War Heroes Became Deserters and War Whores Turned Into Singing Babushkas: Displaced Persons and Gender in Cold War Belgium
Guest Lecturer Machteld Venken
In the aftermath of the Second World War, many displaced persons moved to Belgium, including soldiers who had fought in a Polish armoured division with the Allied forces and former female forced labourers from the Soviet Union. These immigrant men and women married Belgian citizens. The presentation describes how Machteld Venken researched and compared the migrants’ attempts to give meaning to their war experiences in post-war life, as well as the various processes they used to understand and articulate what they had been through. As the author found out, these processes were shaped not only by the characteristics of the war experiences themselves, but also by the changing positions these migrants held within their home and host societies. Adopting the perspective of these newcomers to Belgium, this transnational and comparative study examines how they gathered in groups in order to remember their war experiences, and how they were integrated into, and/or excluded from, their home and host societies over time.
About the Author
Machteld Venken is a Professor of Contemporary Transnational History at the Luxembourg Centre for Contemporary and Digital History (C²DH). She studied Slavic Languages and Cultures, European Studies and History in Belgium, Poland and Ukraine. Venken obtained her PhD in 2008 at the Katholieke Universiteit Leuven in Belgium and her accreditation to supervise research in 2018 at the University of Vienna in Austria. She has been a Principal Investigator of eight funded research projects in four European countries.
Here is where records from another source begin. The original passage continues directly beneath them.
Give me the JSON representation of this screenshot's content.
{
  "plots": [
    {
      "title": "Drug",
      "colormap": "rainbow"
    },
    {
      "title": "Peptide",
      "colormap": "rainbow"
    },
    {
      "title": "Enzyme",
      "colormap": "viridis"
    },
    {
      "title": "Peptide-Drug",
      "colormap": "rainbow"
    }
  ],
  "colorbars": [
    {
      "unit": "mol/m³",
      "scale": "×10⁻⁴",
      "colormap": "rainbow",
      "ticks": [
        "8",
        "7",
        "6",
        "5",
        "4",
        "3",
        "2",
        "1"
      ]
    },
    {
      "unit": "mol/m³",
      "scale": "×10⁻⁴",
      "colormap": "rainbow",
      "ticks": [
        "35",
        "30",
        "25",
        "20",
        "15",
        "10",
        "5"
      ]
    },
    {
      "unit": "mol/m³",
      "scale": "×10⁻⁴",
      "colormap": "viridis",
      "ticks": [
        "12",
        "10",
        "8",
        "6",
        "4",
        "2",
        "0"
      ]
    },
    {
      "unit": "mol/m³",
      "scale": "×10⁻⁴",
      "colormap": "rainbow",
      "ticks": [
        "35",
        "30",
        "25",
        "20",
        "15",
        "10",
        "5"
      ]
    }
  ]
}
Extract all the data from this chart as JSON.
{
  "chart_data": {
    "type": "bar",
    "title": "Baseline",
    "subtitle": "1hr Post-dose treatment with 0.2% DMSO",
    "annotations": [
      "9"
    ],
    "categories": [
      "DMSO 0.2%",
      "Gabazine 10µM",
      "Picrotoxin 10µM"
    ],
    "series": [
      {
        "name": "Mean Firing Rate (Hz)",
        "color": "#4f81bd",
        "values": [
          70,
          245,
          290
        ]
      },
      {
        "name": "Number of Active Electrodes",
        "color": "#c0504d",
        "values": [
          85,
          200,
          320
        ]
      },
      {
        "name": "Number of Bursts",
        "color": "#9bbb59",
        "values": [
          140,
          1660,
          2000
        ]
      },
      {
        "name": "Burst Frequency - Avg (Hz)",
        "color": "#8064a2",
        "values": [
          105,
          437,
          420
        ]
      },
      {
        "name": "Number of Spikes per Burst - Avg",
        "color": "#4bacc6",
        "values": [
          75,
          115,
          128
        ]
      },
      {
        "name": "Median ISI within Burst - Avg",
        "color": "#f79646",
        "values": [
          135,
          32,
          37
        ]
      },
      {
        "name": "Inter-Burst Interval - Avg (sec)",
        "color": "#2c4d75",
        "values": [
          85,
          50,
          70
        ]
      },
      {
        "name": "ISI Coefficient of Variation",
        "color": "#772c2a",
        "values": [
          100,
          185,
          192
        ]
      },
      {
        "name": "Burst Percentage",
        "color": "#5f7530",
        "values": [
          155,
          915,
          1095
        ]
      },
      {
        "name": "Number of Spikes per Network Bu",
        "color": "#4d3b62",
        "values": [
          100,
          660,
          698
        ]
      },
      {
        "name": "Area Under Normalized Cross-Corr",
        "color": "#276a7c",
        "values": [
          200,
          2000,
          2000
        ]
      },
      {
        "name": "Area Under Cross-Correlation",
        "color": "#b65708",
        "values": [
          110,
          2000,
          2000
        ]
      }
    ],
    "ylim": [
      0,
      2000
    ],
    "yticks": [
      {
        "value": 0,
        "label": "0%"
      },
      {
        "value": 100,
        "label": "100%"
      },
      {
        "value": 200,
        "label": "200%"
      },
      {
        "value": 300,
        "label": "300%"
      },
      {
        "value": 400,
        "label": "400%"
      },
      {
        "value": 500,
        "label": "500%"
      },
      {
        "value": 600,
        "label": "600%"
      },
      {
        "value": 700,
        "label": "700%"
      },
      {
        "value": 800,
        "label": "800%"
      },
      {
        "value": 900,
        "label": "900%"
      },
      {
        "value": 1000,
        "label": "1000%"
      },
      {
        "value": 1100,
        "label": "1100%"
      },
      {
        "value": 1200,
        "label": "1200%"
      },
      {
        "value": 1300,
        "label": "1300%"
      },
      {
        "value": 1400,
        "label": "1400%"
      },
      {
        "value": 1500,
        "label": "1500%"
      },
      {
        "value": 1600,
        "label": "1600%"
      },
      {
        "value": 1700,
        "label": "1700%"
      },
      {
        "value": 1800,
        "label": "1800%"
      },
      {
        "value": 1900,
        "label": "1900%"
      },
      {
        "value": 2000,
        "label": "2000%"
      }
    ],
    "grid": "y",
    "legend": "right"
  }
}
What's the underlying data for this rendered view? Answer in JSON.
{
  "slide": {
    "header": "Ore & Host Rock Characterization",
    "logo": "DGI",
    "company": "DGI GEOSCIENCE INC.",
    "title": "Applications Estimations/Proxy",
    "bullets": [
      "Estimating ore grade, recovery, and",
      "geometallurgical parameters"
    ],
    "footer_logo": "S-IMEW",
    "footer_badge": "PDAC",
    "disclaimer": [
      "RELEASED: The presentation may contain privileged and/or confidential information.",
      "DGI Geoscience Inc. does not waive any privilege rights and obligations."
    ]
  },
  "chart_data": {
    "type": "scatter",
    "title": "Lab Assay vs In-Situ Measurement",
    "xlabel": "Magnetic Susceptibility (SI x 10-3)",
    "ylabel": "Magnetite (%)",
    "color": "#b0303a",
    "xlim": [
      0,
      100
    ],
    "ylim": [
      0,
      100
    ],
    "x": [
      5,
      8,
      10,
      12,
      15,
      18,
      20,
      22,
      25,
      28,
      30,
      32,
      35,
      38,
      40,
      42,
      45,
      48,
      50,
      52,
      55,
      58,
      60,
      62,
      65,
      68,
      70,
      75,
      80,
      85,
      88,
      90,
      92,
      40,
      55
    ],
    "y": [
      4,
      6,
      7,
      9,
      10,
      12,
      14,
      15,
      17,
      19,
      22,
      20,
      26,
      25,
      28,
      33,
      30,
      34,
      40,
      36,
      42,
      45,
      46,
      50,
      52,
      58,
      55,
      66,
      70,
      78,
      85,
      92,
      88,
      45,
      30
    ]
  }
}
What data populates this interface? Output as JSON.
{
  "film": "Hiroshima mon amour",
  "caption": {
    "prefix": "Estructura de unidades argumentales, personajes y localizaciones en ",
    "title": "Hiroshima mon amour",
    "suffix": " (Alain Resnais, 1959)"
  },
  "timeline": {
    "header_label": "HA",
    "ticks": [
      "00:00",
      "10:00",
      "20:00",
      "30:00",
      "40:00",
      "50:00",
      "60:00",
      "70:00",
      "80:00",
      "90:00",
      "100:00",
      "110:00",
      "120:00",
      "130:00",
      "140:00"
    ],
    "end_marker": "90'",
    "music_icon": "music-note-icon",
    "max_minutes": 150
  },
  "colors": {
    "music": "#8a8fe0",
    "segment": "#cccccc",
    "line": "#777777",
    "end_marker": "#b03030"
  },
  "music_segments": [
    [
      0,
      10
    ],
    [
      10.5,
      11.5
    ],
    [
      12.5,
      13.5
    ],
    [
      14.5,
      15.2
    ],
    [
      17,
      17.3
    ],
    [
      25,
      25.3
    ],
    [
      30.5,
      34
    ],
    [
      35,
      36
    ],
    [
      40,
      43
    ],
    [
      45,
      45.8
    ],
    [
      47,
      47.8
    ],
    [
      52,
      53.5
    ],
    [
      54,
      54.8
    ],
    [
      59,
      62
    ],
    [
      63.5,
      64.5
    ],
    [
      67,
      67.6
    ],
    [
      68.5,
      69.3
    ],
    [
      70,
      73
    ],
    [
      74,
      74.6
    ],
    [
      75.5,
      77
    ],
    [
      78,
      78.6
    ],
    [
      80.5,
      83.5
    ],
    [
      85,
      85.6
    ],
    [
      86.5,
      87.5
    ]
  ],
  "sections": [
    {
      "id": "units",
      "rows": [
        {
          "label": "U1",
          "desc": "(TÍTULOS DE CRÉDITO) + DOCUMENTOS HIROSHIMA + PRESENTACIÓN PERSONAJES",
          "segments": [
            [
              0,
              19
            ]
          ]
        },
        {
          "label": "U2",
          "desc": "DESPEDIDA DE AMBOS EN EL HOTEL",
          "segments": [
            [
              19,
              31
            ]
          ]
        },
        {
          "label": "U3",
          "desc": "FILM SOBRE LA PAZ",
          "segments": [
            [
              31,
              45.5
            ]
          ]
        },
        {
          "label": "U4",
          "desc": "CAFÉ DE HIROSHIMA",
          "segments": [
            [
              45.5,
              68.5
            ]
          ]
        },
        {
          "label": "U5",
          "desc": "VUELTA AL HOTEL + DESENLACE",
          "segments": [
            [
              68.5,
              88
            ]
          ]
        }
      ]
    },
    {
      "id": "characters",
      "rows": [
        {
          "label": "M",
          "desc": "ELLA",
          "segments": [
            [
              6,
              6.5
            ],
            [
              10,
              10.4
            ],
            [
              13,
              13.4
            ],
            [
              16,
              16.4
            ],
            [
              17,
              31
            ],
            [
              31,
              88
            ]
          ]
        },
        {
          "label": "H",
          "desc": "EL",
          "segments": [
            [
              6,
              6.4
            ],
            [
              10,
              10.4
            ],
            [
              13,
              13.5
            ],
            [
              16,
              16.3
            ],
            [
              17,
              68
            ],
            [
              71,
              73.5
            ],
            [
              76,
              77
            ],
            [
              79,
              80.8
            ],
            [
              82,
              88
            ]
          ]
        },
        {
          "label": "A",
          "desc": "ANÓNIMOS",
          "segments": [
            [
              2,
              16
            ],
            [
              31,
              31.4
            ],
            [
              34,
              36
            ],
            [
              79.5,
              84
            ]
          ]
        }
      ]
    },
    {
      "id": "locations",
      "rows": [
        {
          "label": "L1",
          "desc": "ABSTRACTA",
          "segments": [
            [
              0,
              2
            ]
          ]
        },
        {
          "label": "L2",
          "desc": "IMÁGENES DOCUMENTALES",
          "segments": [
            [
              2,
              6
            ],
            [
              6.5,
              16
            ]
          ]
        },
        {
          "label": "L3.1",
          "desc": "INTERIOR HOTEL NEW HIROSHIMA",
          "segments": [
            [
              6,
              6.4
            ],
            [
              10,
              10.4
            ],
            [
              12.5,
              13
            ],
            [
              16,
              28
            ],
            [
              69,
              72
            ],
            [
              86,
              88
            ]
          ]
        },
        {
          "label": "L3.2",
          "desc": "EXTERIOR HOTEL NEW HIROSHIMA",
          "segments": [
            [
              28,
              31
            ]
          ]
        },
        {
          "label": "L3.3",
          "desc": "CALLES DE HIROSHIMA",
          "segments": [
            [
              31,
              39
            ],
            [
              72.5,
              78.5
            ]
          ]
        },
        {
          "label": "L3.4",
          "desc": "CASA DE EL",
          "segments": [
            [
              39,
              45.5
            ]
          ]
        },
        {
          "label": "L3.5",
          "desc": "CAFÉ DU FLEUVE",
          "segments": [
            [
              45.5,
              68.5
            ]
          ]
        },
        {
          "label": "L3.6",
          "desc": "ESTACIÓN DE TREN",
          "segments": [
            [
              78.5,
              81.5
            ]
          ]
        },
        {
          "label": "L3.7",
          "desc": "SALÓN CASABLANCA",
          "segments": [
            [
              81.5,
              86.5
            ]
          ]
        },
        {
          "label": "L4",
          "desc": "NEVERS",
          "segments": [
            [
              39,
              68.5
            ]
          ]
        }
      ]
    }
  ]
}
Venken joined the University of Luxembourg in November 2019 after a Visiting Scholarship at the Imre Kertesz Kolleg/Institute of Advanced Studies at the Friedrich Schiller University of Jena in Germany and an Attract Brains for Brussels Fellowship at the Vrije Universiteit Brussels in Belgium. Her main research interests are transnational, transregional and comparative histories of Europe, migration, borderlands, oral history, the history of families and children, and citizen science.